The Council of Ministers amended the 2005 list by a directive issued on February 1. The document took effect 10 days later.
In 24 of the 211 localities nobody lives any longer, the remaining localities have been added to the "clean" zone, Ms. Kukina said.
The directive also changed the status of 355 localities, declaring them less contaminated because of the natural decay of radionuclides and dwindling effective doses to which residents are annually exposed on the average, Ms. Kukina said.
The new list features 2,402 localities where a total of 1,151,280 people resided as of January 1, 2009. Depending on contamination with cesium-137, strontium-90 and plutonium-238, 239 and 240, the localities are divided into zones.

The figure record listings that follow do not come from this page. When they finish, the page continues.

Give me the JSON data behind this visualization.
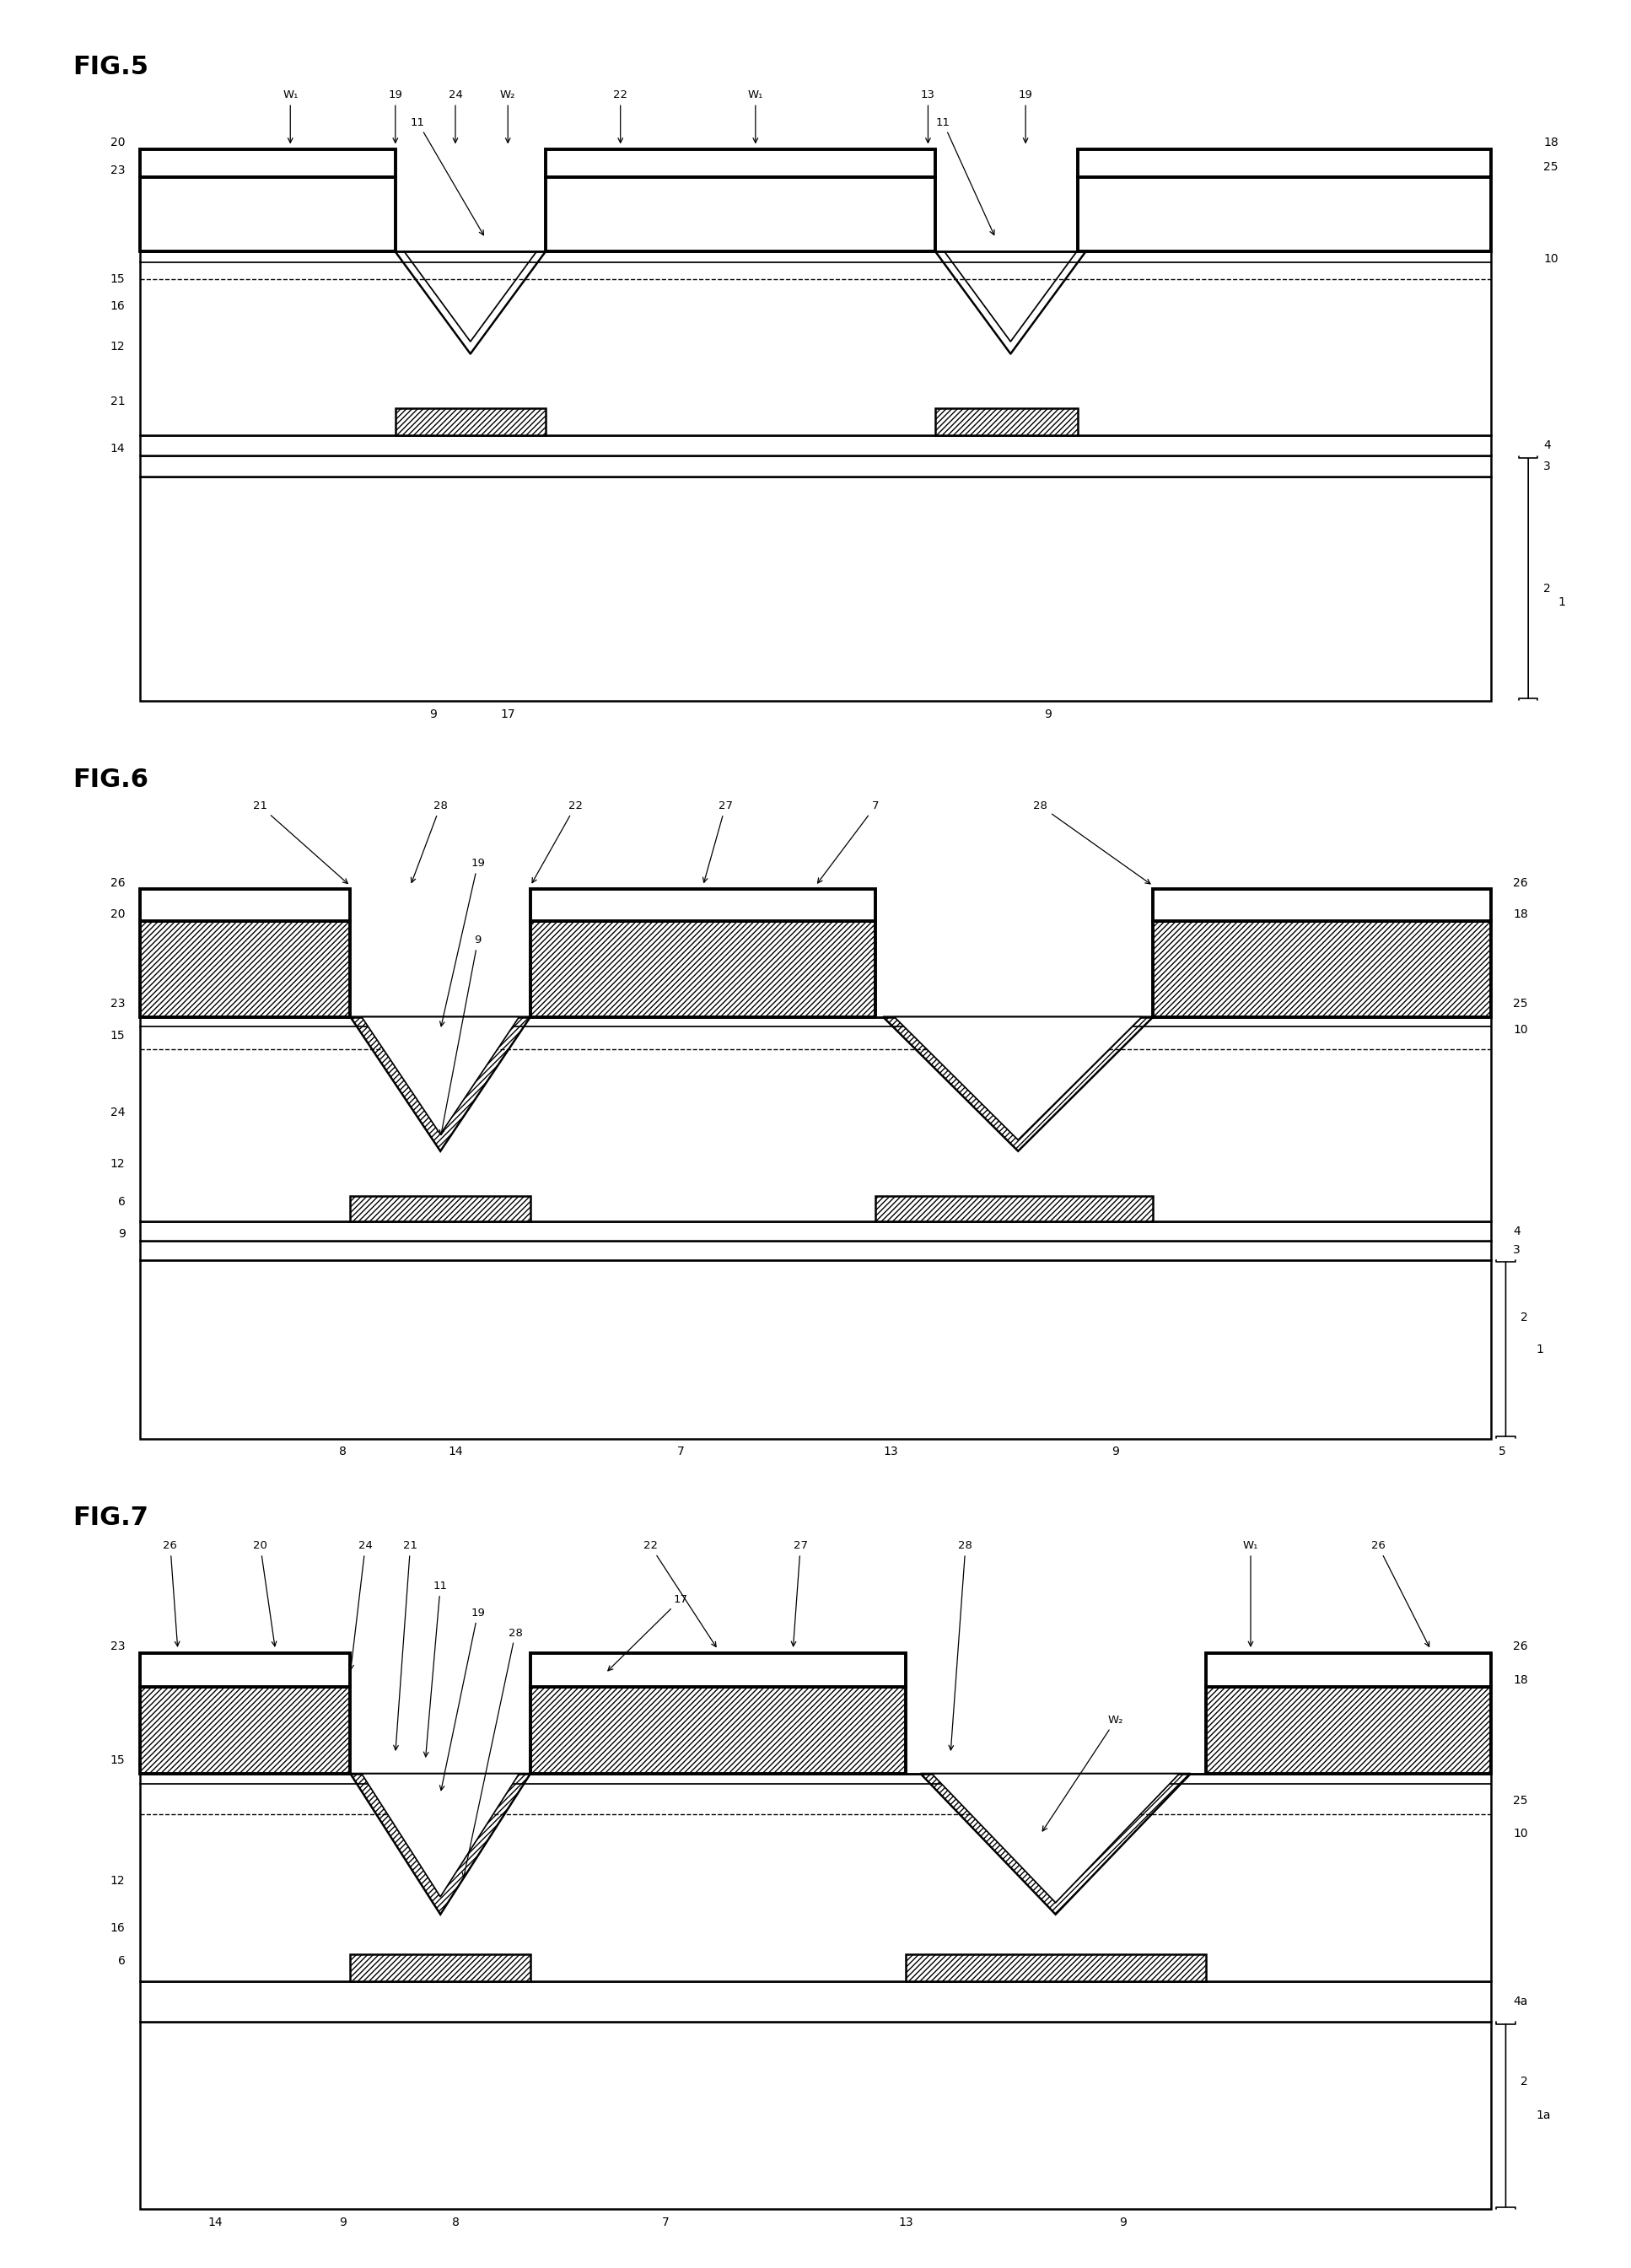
{
  "bg_color": "#ffffff",
  "fig_titles": [
    "FIG.5",
    "FIG.6",
    "FIG.7"
  ]
}
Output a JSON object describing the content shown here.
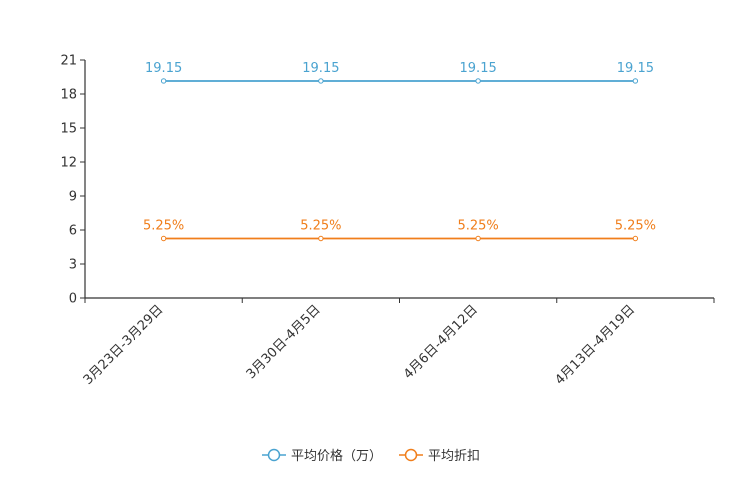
{
  "chart_data": {
    "type": "line",
    "title": "",
    "xlabel": "",
    "ylabel": "",
    "categories": [
      "3月23日-3月29日",
      "3月30日-4月5日",
      "4月6日-4月12日",
      "4月13日-4月19日"
    ],
    "ylim": [
      0,
      21
    ],
    "yticks": [
      0,
      3,
      6,
      9,
      12,
      15,
      18,
      21
    ],
    "grid": false,
    "legend_position": "bottom-center",
    "series": [
      {
        "name": "平均价格（万）",
        "values": [
          19.15,
          19.15,
          19.15,
          19.15
        ],
        "labels": [
          "19.15",
          "19.15",
          "19.15",
          "19.15"
        ],
        "color": "#4aa3d0"
      },
      {
        "name": "平均折扣",
        "values": [
          5.25,
          5.25,
          5.25,
          5.25
        ],
        "labels": [
          "5.25%",
          "5.25%",
          "5.25%",
          "5.25%"
        ],
        "color": "#f07e1b"
      }
    ]
  }
}
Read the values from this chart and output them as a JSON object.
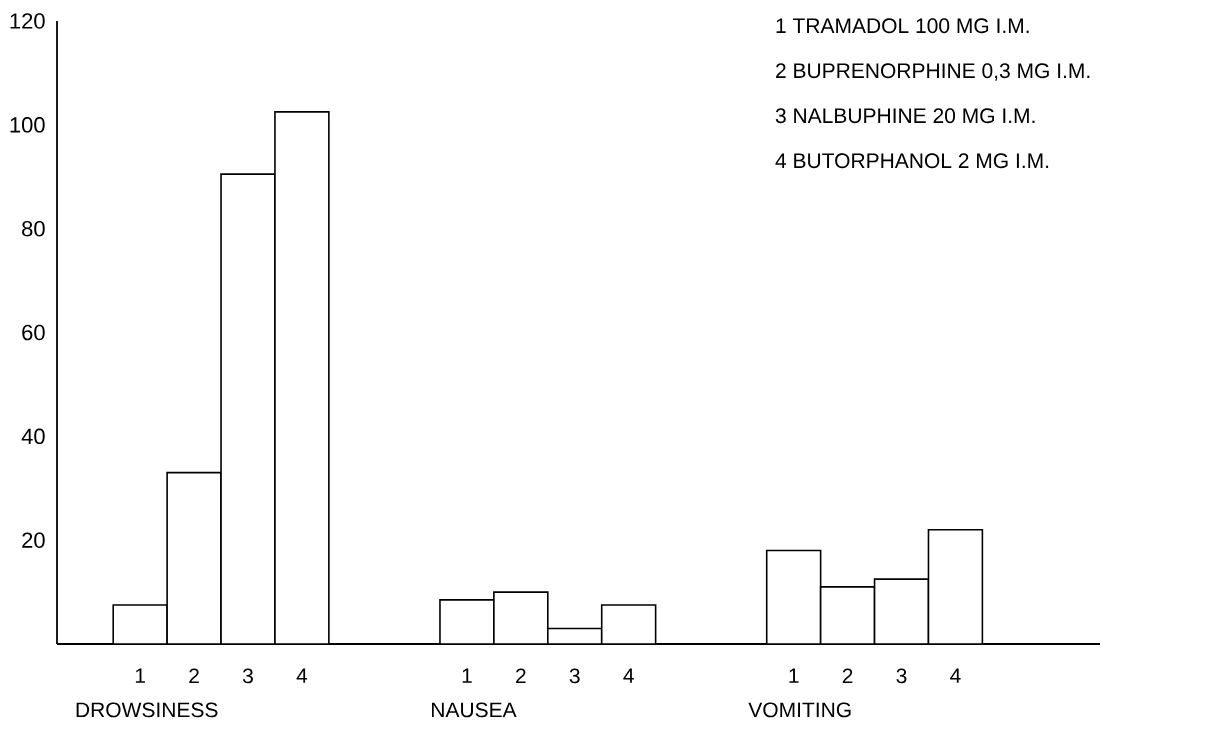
{
  "chart_data": {
    "type": "bar",
    "categories": [
      "DROWSINESS",
      "NAUSEA",
      "VOMITING"
    ],
    "series": [
      {
        "name": "1",
        "color": "#ffffff",
        "values": [
          7.5,
          8.5,
          18
        ]
      },
      {
        "name": "2",
        "color": "#ffffff",
        "values": [
          33,
          10,
          11
        ]
      },
      {
        "name": "3",
        "color": "#ffffff",
        "values": [
          90.5,
          3,
          12.5
        ]
      },
      {
        "name": "4",
        "color": "#ffffff",
        "values": [
          102.5,
          7.5,
          22
        ]
      }
    ],
    "ylim": [
      0,
      120
    ],
    "yticks": [
      20,
      40,
      60,
      80,
      100,
      120
    ],
    "annotations": [
      "1 TRAMADOL 100 MG I.M.",
      "2 BUPRENORPHINE 0,3 MG I.M.",
      "3 NALBUPHINE 20 MG I.M.",
      "4 BUTORPHANOL 2 MG I.M."
    ]
  }
}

As many as 1,904 localities with a total population of 1,030,845 people are in the Periodic Control Zone with contamination of one to five curies per square kilometer; 480 localities with 118,433 people are in the Optional Evacuation Zone (five to 15 curies per square kilometer); and 18 localities with a population of 2.202 people are in the Second-stage Evacuation Zone (15 to 40 curies per square kilometer).
Ms. Kukina said that exposure to radiation largely depends on the behavior and diet of each specific individual living in a Chernobyl-affected area. "If a person consumes wild berries and mushrooms gathered in radioactively contaminated forests, he is exposed to radiation," she said.